Meine Damen und Herren, für uns sind die Fahrgäste von RMV, NVV und VRN im Süden von Hessen eben König Kunde und nicht nörgelnde Querulanten.

(Beifall bei dem BÜNDNIS 90/DIE GRÜNEN)

Wir haben unseren Antrag bewusst sehr offen formuliert. Wir haben nicht genauer hineingeschrieben, welche Regelungen wir uns in der Kundencharta Nahverkehr wünschen, weil wir durchaus sehen, dass es einen Spielraum geben muss, wie man das mit den Verbünden verhandelt. Was wir allerdings wollen, ist, dass diese Landesregierung die Initiative zu dieser Kundencharta Nahverkehr ergreift, die Verhandlungen mit den Verkehrsverbünden in Gang setzt und eine solche Kundencharta Nahverkehr noch in diesem Jahr auf den Weg bringt.

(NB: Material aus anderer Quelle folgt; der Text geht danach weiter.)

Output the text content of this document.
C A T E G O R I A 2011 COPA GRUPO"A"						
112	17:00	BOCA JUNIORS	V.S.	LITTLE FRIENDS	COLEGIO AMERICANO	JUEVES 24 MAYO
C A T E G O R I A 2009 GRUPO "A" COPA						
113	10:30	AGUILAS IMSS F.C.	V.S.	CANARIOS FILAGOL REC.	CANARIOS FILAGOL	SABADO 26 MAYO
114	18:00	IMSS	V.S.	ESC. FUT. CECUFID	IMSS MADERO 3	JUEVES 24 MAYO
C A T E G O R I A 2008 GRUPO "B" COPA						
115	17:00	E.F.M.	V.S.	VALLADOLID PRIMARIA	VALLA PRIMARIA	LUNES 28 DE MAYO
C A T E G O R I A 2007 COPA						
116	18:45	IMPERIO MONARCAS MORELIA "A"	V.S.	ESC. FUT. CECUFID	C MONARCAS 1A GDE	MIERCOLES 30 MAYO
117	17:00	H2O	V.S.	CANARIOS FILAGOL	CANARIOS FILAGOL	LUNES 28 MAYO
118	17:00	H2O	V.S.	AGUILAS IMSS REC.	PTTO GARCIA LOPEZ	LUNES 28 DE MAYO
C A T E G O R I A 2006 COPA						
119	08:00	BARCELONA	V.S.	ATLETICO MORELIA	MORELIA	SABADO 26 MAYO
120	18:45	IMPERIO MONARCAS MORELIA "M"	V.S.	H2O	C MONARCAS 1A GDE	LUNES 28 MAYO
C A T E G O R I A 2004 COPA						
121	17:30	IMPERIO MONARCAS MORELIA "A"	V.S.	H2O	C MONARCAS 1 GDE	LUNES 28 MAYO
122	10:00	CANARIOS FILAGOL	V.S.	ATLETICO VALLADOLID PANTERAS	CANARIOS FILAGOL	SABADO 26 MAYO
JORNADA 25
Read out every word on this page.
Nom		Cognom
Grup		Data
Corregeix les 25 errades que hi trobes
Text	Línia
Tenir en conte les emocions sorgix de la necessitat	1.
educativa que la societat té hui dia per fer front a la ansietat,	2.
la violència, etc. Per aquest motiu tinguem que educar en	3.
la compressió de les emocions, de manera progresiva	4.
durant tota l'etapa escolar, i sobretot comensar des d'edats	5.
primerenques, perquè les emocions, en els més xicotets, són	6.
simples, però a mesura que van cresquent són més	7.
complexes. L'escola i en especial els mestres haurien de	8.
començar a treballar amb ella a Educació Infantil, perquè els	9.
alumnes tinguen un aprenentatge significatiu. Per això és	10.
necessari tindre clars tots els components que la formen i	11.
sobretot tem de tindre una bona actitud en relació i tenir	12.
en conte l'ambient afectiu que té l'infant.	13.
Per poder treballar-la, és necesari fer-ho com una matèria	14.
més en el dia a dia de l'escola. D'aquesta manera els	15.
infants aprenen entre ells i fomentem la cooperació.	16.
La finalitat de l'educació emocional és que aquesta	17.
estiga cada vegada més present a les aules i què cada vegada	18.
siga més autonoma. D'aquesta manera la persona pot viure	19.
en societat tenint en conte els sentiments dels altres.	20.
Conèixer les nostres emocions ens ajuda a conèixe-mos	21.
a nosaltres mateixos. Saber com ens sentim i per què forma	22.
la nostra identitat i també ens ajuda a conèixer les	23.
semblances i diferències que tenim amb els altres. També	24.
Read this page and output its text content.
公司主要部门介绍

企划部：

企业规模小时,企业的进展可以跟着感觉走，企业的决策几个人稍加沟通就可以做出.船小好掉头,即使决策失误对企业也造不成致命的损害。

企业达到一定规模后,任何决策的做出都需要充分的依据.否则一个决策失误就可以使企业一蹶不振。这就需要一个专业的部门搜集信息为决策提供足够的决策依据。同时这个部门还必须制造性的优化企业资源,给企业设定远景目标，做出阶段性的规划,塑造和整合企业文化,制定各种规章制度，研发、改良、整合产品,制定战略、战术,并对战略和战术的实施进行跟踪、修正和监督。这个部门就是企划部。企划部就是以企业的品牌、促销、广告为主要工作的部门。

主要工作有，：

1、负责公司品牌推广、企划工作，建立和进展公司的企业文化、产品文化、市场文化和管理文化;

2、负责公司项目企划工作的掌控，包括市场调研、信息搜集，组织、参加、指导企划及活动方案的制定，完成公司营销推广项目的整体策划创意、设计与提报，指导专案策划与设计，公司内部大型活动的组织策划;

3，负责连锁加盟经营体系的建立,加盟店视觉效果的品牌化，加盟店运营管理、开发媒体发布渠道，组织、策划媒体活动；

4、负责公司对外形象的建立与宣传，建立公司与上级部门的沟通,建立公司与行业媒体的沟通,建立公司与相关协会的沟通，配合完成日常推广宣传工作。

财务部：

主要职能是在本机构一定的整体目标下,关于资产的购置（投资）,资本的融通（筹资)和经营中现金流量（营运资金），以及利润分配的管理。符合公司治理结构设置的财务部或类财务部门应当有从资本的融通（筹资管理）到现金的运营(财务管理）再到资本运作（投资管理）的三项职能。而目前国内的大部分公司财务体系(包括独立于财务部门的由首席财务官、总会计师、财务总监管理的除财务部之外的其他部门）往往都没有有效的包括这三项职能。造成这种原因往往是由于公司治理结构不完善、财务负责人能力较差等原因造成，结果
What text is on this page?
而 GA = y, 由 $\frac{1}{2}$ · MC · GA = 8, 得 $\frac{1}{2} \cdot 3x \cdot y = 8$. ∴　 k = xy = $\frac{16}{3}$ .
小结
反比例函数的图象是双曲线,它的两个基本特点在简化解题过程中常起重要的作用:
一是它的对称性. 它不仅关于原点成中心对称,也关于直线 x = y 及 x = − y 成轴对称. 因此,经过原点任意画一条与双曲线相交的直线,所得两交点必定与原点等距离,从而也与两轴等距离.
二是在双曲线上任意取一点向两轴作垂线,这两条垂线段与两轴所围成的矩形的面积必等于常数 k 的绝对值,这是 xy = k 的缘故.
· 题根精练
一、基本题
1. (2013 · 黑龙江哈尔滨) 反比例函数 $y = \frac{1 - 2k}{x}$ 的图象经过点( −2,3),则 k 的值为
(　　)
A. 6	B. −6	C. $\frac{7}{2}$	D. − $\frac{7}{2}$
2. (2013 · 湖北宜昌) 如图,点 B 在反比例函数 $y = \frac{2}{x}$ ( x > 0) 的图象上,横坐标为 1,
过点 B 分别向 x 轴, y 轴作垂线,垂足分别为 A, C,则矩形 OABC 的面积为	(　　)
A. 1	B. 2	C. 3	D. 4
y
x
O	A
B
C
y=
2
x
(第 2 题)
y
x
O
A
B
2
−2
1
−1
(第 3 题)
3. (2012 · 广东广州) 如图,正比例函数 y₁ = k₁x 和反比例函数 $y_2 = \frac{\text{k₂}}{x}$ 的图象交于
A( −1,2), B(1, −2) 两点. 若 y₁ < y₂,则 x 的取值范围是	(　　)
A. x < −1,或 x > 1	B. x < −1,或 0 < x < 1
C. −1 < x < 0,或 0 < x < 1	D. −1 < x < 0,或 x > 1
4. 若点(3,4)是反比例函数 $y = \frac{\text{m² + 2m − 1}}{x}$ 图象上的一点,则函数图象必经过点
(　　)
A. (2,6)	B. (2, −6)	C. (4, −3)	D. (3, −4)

(Beifall bei dem BÜNDNIS 90/DIE GRÜNEN)

Was muss in einer solchen Charta stehen? Wir müssen die Position der Fahrgäste klar und zeitgemäß definieren, eben nicht als Beförderungsfall, wie es so oft noch im Beamtendeutsch heißt, sondern als Kundinnen und Kunden. Wir müssen mit dieser Kundencharta Nahverkehr den ÖPNV in Hessen fördern. Allein die Verabschiedung einer solchen Charta, allein dieses Signal eines Qualitätsschubes für den ÖPNV in Hessen würde die Busse und Bahnen in Hessen voranbringen.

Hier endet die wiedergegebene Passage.